In phase 1 advanced regression techniques are applied to develop surrogate models for established fire tests, i.e. the Cone Calorimeter test and the Corner Burner test. After training the surrogate model with available test data (training set), and determining model architecture through cross validation data (cross validation set), the surrogate model is applied to predict fire test results of unseen samples (test set).

In phase 2 the surrogate models are applied to generalize the knowledge obtained from the fire tests. This expansion of the field of application is associated with a loss of confidence in the simulation results. This loss of confidence can, naturally, be reduced through testing. By investigating the underlying mathematics of the surrogate models, test setups can be identified whose result is expected to result in the greatest benefit in confidence for the surrogate model.
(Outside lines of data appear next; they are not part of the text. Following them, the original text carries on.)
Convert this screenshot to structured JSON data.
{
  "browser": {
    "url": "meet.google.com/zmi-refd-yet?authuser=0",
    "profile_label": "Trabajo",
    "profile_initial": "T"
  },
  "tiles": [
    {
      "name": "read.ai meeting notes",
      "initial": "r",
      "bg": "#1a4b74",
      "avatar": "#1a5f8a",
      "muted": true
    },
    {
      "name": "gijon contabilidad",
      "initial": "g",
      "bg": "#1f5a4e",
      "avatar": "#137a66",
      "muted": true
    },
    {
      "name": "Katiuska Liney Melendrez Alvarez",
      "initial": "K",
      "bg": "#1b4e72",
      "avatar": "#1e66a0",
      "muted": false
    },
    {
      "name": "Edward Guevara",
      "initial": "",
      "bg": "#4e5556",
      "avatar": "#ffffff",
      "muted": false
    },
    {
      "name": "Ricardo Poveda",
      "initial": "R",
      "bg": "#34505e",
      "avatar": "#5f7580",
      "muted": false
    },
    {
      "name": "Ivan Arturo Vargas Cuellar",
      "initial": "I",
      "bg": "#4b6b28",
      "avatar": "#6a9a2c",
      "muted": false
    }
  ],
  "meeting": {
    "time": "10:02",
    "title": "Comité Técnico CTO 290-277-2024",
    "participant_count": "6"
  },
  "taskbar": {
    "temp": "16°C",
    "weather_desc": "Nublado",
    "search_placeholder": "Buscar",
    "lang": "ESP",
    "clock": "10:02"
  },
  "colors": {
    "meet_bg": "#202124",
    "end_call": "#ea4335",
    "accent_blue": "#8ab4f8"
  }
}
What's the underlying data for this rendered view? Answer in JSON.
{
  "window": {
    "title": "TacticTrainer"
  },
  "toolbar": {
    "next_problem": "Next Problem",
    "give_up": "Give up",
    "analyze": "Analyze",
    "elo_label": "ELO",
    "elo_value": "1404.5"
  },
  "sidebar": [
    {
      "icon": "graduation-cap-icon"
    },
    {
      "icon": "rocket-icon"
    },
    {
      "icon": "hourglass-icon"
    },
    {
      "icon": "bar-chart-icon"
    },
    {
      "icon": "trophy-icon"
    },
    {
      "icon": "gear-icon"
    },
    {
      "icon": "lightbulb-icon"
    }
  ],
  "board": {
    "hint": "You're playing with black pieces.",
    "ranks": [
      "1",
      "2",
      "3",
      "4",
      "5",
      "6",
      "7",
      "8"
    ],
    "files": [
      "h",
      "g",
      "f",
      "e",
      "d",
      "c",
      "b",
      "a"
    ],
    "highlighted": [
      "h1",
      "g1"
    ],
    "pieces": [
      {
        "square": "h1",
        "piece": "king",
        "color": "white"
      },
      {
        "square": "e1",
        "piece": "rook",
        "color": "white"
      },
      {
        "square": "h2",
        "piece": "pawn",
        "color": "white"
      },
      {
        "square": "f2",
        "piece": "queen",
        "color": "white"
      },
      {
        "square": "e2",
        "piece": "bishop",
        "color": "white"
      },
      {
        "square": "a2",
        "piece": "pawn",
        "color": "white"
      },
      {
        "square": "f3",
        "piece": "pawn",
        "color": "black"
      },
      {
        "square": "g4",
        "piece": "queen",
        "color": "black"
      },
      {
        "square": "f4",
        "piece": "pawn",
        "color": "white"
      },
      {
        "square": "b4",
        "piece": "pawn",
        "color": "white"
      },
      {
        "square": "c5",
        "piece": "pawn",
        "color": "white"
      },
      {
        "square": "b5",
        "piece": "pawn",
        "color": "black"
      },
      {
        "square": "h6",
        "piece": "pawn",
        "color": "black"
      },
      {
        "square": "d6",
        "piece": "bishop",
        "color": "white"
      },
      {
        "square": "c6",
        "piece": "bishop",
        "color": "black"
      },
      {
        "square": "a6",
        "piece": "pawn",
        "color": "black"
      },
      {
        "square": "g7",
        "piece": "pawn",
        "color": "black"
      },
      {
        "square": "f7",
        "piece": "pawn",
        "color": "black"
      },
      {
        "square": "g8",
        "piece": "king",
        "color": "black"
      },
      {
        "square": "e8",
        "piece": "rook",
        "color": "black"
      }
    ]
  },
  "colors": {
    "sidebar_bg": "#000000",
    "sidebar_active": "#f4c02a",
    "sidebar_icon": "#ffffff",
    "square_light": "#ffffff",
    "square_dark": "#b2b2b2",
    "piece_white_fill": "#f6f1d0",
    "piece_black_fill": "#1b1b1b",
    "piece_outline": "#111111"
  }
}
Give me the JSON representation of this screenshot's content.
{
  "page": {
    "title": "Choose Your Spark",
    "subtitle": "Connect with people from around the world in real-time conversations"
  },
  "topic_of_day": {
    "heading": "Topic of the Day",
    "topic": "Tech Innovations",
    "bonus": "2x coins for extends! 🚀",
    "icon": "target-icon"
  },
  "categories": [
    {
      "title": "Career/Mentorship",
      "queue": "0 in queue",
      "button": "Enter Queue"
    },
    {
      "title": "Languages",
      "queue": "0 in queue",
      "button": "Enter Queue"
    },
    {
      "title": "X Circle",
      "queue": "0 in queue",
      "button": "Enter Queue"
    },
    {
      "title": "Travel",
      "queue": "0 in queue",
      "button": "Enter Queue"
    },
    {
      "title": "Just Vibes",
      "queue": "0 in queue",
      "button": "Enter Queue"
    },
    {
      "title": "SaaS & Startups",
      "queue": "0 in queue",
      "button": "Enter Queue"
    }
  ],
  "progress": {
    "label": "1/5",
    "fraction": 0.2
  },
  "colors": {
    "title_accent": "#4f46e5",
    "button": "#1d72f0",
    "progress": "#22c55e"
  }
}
The surrogate models will be updated iteratively in function of additional test data which are specifically performed for their 'knowledge benefit'. Validation of the approach will be done through the execution of the specific identified tests.

Phase 3 derives a general procedure for 'Testing for Knowledge' to be applied in conjunction with any series of fire tests, including the testing of innovative materials or designs. This is considered of great importance as it allows to obtain a comprehensive understanding of fire performance using the least possible number of tests. By iteratively testing set ups which are considered to result in the greatest 'knowledge benefit', a comprehensive fire engineering understanding is obtained at minimal cost.

In phase 4 the proposed procedure is validated by application to innovative fire testing (new material, new configuration or other). The specifics of the tests will be determined with respect to testing requirements at the time (i.e. specific material or configuration whose performance needs to be better understood for commercial purposes at the time).